Kisah yang satunya membuktikan bahwa uang juga mampu membahagiakan. Kisah petugas kebersihan Amerika, Ronald Read yang rutin menabung. Di akhir hidupnya ia memiliki tabungan harta $8 juta sehingga mampu mewariskan $2 juta ke anak tirinya dan berdonasi $6 juta ke rumah sakit dan sekolah.
Bukan jumlah uang yang menyebabkan orang bahagia, namun sikap dan perilakunyalah terhadap uang. Persepsi dan sikap kita terhadap uang tidak hadir begitu saja. Adanya figur otoritas juga sangat berpengaruh, figur yang mendidik manusia tentang arti dan makna uang itu sendiri. Bisa orang tua, guru di sekolah hingga pembina di pesantren.
Itulah mengapa di pesantren Anwarul Quran, catatan keuangan santri juga dievaluasi setiap pekan. Santri tidak hanya belajar mengaji, bahasa Arab dan ilmu agama saja. Mereka juga diajarkan literasi keuangan. Santri disosialisasi tentang persepsi dan sikap yang tepat terhadap uang yang mereka miliki. Selain itu, literasi keuangan meliputi cara mengatur keuangan dengan baik, belajar merapikan catatan pengeluaran dan pemasukan serta bagaimana mengelola uang, tahu prioritas belanja, paham mana kebutuhan atau sekedar keinginan. Jika duaratus ribuan saja mereka tidak mampu mengatur dengan baik, bayangkan apa yang terjadi jika mereka menjadi seorang kepala rumah tangga dengan gaji pas-pasan atau sekian juta.

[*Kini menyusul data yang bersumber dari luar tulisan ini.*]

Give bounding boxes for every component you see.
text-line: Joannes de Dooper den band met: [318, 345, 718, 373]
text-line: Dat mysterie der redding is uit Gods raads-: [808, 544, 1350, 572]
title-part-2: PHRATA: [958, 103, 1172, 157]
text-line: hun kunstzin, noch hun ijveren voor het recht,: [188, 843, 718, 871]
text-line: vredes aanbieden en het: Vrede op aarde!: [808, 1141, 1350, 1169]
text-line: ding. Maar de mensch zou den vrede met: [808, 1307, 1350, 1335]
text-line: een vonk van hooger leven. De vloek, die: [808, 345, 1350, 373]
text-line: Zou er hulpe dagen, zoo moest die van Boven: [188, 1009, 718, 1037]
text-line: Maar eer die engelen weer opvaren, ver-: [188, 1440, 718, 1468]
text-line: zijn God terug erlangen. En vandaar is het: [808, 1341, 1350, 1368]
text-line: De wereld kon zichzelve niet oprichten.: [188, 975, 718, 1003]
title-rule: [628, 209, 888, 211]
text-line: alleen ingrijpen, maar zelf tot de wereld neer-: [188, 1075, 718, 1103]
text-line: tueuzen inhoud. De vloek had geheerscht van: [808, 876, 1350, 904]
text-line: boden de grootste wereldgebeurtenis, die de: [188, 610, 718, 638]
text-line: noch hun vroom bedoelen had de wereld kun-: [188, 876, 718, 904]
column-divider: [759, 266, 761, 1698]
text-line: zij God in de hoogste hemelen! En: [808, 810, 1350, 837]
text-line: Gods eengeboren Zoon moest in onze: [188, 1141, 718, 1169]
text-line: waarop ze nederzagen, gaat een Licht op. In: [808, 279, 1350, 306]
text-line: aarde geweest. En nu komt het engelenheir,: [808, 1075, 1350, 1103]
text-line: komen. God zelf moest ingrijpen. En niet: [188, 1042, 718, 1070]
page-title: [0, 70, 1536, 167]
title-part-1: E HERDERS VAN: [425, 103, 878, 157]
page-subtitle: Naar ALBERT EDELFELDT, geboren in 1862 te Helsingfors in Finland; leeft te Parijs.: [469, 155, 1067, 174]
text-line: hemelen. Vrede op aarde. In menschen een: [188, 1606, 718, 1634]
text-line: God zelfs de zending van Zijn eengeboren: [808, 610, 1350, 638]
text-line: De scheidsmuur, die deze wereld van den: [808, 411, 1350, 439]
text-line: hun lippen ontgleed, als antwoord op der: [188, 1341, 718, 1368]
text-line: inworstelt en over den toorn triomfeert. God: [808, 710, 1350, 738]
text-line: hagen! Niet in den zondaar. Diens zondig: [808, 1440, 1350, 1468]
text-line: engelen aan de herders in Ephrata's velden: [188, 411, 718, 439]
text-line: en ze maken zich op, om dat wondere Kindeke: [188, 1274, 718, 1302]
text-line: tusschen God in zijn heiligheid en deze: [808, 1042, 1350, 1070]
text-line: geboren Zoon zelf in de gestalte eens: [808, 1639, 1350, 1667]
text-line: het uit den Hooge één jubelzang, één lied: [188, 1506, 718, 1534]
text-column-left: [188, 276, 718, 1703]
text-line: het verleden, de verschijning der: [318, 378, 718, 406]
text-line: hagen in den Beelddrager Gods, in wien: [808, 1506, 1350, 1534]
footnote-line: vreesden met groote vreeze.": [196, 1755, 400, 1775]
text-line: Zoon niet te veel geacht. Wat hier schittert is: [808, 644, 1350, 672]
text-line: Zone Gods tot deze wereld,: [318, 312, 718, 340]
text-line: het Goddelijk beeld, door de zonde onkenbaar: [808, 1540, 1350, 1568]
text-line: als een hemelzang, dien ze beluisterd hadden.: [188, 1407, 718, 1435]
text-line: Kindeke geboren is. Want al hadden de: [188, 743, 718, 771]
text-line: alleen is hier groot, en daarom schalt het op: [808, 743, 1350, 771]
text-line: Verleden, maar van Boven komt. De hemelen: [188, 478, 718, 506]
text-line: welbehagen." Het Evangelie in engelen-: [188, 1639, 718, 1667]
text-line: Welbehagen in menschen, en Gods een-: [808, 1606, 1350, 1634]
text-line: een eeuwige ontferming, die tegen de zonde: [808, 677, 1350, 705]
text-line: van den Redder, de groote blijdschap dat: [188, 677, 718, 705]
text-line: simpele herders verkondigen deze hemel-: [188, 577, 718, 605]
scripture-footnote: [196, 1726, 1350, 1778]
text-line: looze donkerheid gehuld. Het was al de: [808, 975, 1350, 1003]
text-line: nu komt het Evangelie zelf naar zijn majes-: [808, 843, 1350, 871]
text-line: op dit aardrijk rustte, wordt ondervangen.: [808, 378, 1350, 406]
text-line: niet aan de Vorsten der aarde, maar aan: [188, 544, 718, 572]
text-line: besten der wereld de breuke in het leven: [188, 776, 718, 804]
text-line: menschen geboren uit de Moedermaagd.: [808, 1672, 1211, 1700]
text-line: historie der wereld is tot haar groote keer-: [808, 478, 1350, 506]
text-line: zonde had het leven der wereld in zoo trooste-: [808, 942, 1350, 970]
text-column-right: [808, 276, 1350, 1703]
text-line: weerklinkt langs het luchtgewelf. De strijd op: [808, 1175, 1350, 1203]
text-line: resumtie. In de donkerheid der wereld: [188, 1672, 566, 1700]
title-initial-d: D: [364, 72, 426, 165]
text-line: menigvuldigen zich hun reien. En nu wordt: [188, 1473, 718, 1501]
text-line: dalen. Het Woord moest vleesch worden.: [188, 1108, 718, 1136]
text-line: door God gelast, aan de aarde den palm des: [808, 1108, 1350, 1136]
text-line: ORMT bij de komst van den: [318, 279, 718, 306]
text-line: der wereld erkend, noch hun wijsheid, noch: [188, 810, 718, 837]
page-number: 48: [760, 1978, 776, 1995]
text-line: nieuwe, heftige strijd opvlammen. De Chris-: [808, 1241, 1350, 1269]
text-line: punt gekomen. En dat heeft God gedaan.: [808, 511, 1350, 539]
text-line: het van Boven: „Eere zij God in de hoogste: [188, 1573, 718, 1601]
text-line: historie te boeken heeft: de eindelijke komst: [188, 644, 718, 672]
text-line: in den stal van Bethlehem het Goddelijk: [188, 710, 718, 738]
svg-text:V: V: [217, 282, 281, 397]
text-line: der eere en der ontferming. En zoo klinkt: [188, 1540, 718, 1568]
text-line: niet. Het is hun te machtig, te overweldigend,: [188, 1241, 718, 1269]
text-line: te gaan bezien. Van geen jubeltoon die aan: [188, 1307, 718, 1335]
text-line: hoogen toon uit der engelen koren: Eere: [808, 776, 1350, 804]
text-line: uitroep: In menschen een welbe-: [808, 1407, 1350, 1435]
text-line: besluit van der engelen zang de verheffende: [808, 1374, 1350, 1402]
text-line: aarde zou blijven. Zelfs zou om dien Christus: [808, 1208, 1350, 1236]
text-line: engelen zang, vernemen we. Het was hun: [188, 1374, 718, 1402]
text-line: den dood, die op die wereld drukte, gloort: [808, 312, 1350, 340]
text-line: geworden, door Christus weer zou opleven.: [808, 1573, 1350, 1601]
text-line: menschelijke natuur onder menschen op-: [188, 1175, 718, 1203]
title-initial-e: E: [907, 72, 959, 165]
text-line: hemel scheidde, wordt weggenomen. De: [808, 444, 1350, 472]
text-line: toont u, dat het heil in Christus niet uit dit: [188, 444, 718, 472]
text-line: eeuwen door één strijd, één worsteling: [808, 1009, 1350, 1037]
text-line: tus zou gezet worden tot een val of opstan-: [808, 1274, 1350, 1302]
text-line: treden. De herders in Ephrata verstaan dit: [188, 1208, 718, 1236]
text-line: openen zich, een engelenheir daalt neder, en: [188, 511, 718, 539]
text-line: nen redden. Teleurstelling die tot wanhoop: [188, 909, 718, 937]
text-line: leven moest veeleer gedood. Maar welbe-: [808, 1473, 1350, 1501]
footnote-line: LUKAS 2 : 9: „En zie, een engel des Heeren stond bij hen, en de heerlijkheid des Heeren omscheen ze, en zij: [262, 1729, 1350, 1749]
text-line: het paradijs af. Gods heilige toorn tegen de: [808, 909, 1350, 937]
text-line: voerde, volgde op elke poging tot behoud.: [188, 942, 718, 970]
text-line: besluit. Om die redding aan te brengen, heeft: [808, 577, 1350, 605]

Melalui proses tersebut, santri akan memperoleh persepsi dan sikap yang tepat terhadap uang. Pada akhirnya, mereka mampu mengembangkan sikap tanggung jawab, kepercayaan diri, pengendalian diri dan self esteemnya pun meningkat. Pesantren Anwarul Qur’an menyadari bahwa manajemen keuangan sejak dini, bukan hanya mengajarkan makna pentingnya hidup minimalis dan berasas kebutuhan, tapi juga merancang masa depan yang penuh dengan kebahagian dan kesejahteraan.